MSc: Advanced Statistics
Advanced Statistics
- Course name: Advanced Statistics
- Code discipline: DS-03
- Subject area:
Short Description
This course in advanced statistics with a view toward applications in data sciences. It is intended for masters students who are looking to expand their knowledge of theoretical methods used in modern research in data sciences. The course presents some of the key probabilistic methods and results that may form an essential mathematical toolbox for a data scientist. This course places particular emphasis on random vectors, random matrices, and random projections. It teaches basic theoretical skills for the analysis of these objects, which include concentration inequalities, covering and packing arguments, decoupling and symmetrization tricks, chaining and comparison techniques for stochastic processes, combinatorial reasoning based on the VC dimension, and a lot more. This course integrates theory with applications for covariance estimation, semidefinite programming, networks, elements of statistical learning, error correcting codes, clustering, matrix completion, dimension reduction, sparse signal recovery, sparse regression, and more.
Prerequisites
Prerequisite subjects
- Excellent knowledge of probability and statistics.
Prerequisite topics
Course Topics
Section | Topics within the section |
---|---|
Concentration of sums of independent random variables |
|
Random vectors in high dimensions |
|
Random matrices |
|
Intended Learning Outcomes (ILOs)
What is the main purpose of this course?
The main purpose of this course is to present the fundamentals of high-dimensional statistics with applications to data science. The course presents some of the key probabilistic methods and results that may form an essential mathematical toolbox for a data scientist. This course places particular emphasis on random vectors, random matrices, and random projections. This course integrates theory with applications for covariance estimation, semidefinite programming, networks, elements of statistical learning, error correcting codes, clustering, matrix completion, dimension reduction, sparse signal recovery, sparse regression, and more.
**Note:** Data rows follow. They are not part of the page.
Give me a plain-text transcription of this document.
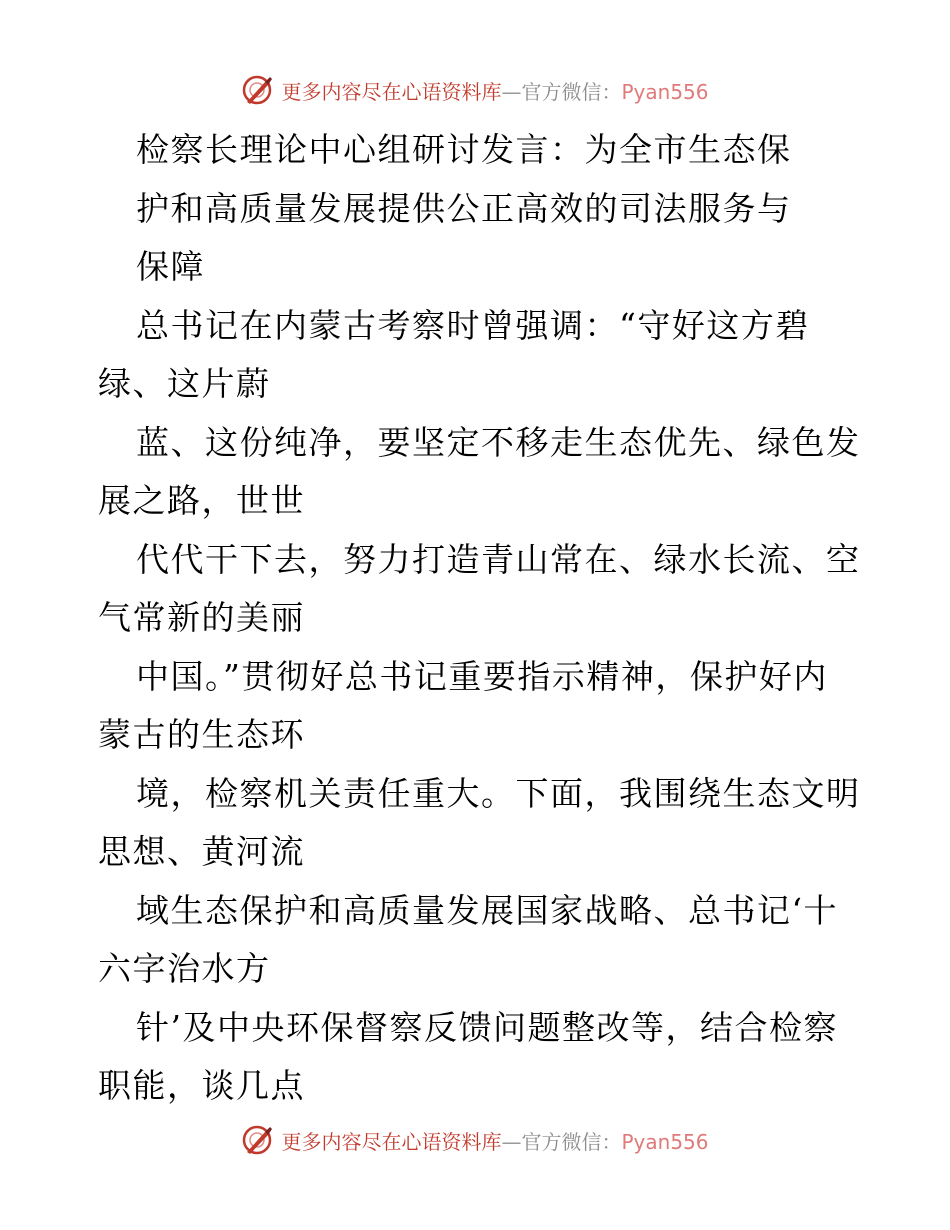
更多内容尽在心语资料库—官方微信：Pyan556
检察长理论中心组研讨发言：为全市生态保
护和高质量发展提供公正高效的司法服务与
保障
总书记在内蒙古考察时曾强调：“守好这方碧
绿、这片蔚
蓝、这份纯净，要坚定不移走生态优先、绿色发
展之路，世世
代代干下去，努力打造青山常在、绿水长流、空
气常新的美丽
中国。”贯彻好总书记重要指示精神，保护好内
蒙古的生态环
境，检察机关责任重大。下面，我围绕生态文明
思想、黄河流
域生态保护和高质量发展国家战略、总书记‘十
六字治水方
针’及中央环保督察反馈问题整改等，结合检察
职能，谈几点
更多内容尽在心语资料库—官方微信：Pyan556
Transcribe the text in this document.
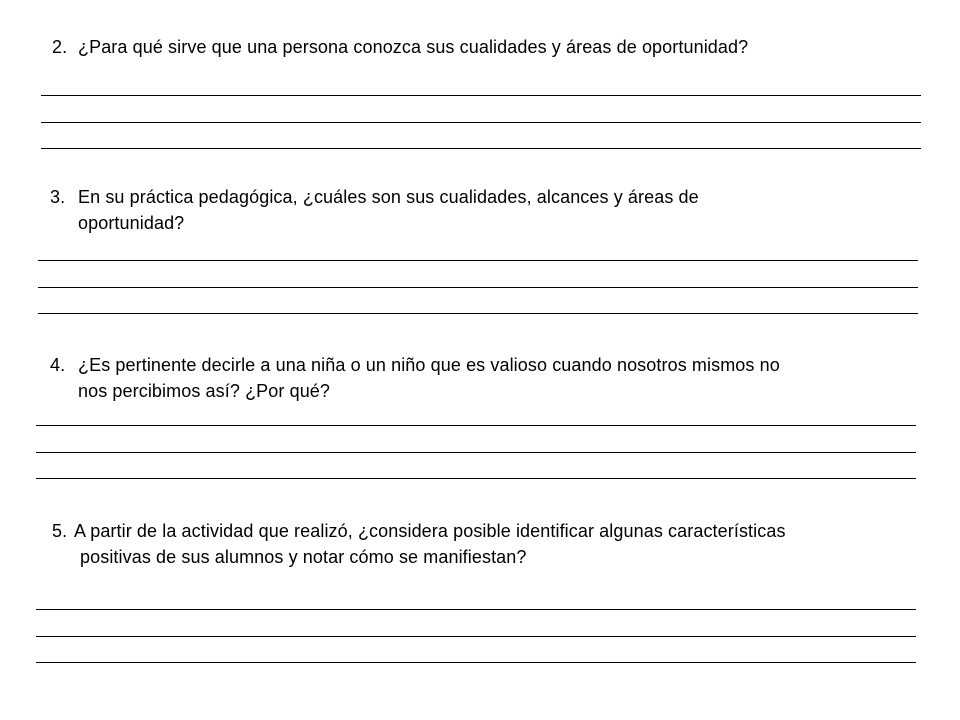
2. ¿Para qué sirve que una persona conozca sus cualidades y áreas de oportunidad?
3. En su práctica pedagógica, ¿cuáles son sus cualidades, alcances y áreas de
oportunidad?
4. ¿Es pertinente decirle a una niña o un niño que es valioso cuando nosotros mismos no
nos percibimos así? ¿Por qué?
5. A partir de la actividad que realizó, ¿considera posible identificar algunas características
positivas de sus alumnos y notar cómo se manifiestan?
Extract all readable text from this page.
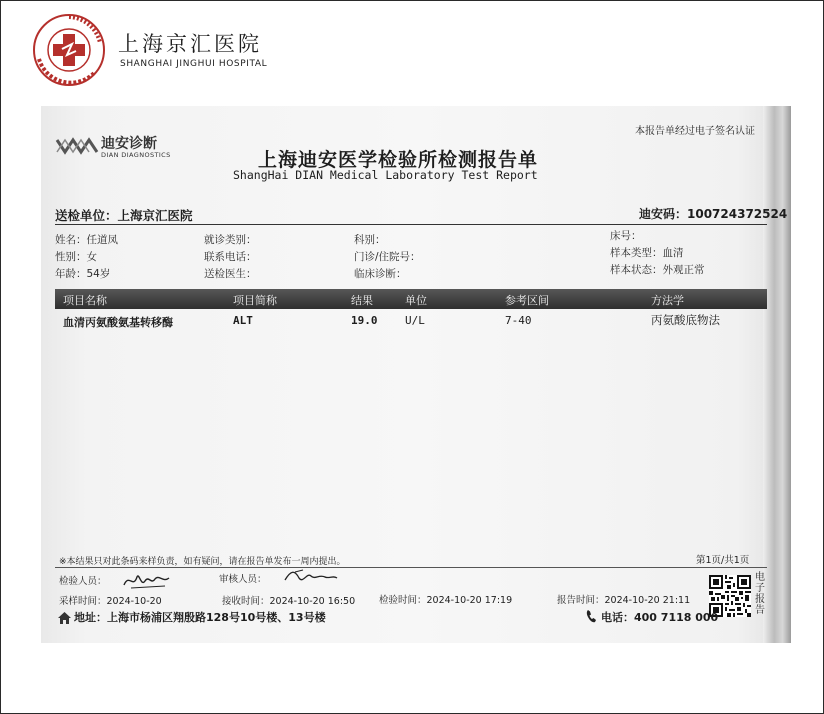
上海京汇医院
SHANGHAI JINGHUI HOSPITAL
迪安诊断
DIAN DIAGNOSTICS
本报告单经过电子签名认证
上海迪安医学检验所检测报告单
ShangHai DIAN Medical Laboratory Test Report
送检单位：上海京汇医院	迪安码：100724372524
姓名：任道凤
性别：女
年龄：54岁
就诊类别：
联系电话：
送检医生：
科别：
门诊/住院号：
临床诊断：
床号：
样本类型：血清
样本状态：外观正常
项目名称	项目简称	结果	单位	参考区间	方法学
血清丙氨酸氨基转移酶	ALT	19.0	U/L	7-40	丙氨酸底物法
※本结果只对此条码来样负责，如有疑问，请在报告单发布一周内提出。	第1页/共1页
检验人员：	审核人员：
采样时间：2024-10-20	接收时间：2024-10-20 16:50	检验时间：2024-10-20 17:19	报告时间：2024-10-20 21:11
电子报告
地址：上海市杨浦区翔殷路128号10号楼、13号楼	电话：400 7118 000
ILOs defined at three levels
Level 1: What concepts should a student know/remember/explain?
By the end of the course, the students should be able to ...
- Explain the difference between low-dimensional and high-dimensional data
- Explain concentration inequalities and their application
- Remember the main statistical properties of high-dimensional vectors and matrices
Level 2: What basic practical skills should a student be able to perform?
By the end of the course, the students should be able to ...
- Perform basic Monte Carlo computations, such as Monte Carlo integration
- Obtain simple but accurate bounds of complex statistical metrics
- Apply the median of means estimator
- Investigate simple statistics of social networks
- Exploit the thin-shell phenomenon when analysing data
- Apply data clustering and dimension reduction
Level 3: What complex comprehensive skills should a student be able to apply in real-life scenarios?
By the end of the course, the students should be able to ...
- To understand the problems related to statistical analysis of data.
- To apply theoretical statistics in real-life via computer simulations and thereby confirm or reject the correctness of the theoretical concepts.
- To identify the correct statistical methods that needs to be applied to data in order to solve the given tasks in real-life.
- To be able to generate and run experiments on random data samples.
Grading
Course grading range
Grade | Range | Description of performance |
---|---|---|
A. Excellent | 85-100 | - |
B. Good | 70-84 | - |
C. Satisfactory | 50-69 | - |
D. Poor | 0-49 | - |
Minimum Requirements For Passing The Course
There are two requirements for passing this course:.
- You must have at least 50% on the Final Exam.
- You must have at least 50% of the overall grade.
Course activities and grading breakdown
Activity Type | Percentage of the overall course grade |
---|---|
Quiz/Assignment during each lecture (weekly evaluations) | 20 |
Labs classes (weekly evaluations) | 20 |
Midterm | 20 |
Final exam | 40 |
Plagiarism Rules
- If a student submits a solution to a weekly assignment/quiz and/or lab that is identical to the one submitted from another student, then both students will obtain the maximum points for this task but with the negative sign.
Recommendations for students on how to succeed in the course
- Watch the video lecture and read the lecture notes before coming to the onsite lectures and to the labs.
- Attend the onsite lectures and questions related to parts of the material that you find unclear.
- Submit solutions to the weekly quizzes.
- Submit the weekly lab reports.
- Prepare seriously for the midterm exam.
- Prepare seriously for the final exam.
Resources, literature and reference materials
Open access resources
- The lecture notes and the video lectures provided via Moodle are sufficient for passing this course with grade A.
Software and tools used within the course
- You can use any software by your choice to perform the lab tasks.
Teaching Methodology: Methods, techniques, & activities
Formative Assessment and Course Activities
Ongoing performance assessment
The performance will be assessed via weekly quizzes and weekly labs.
Final assessment
The final assessment is in a written form. You mast have at least 50% on the final exam to pass the course.
The retake exam
The retake of the exam will be in a written form.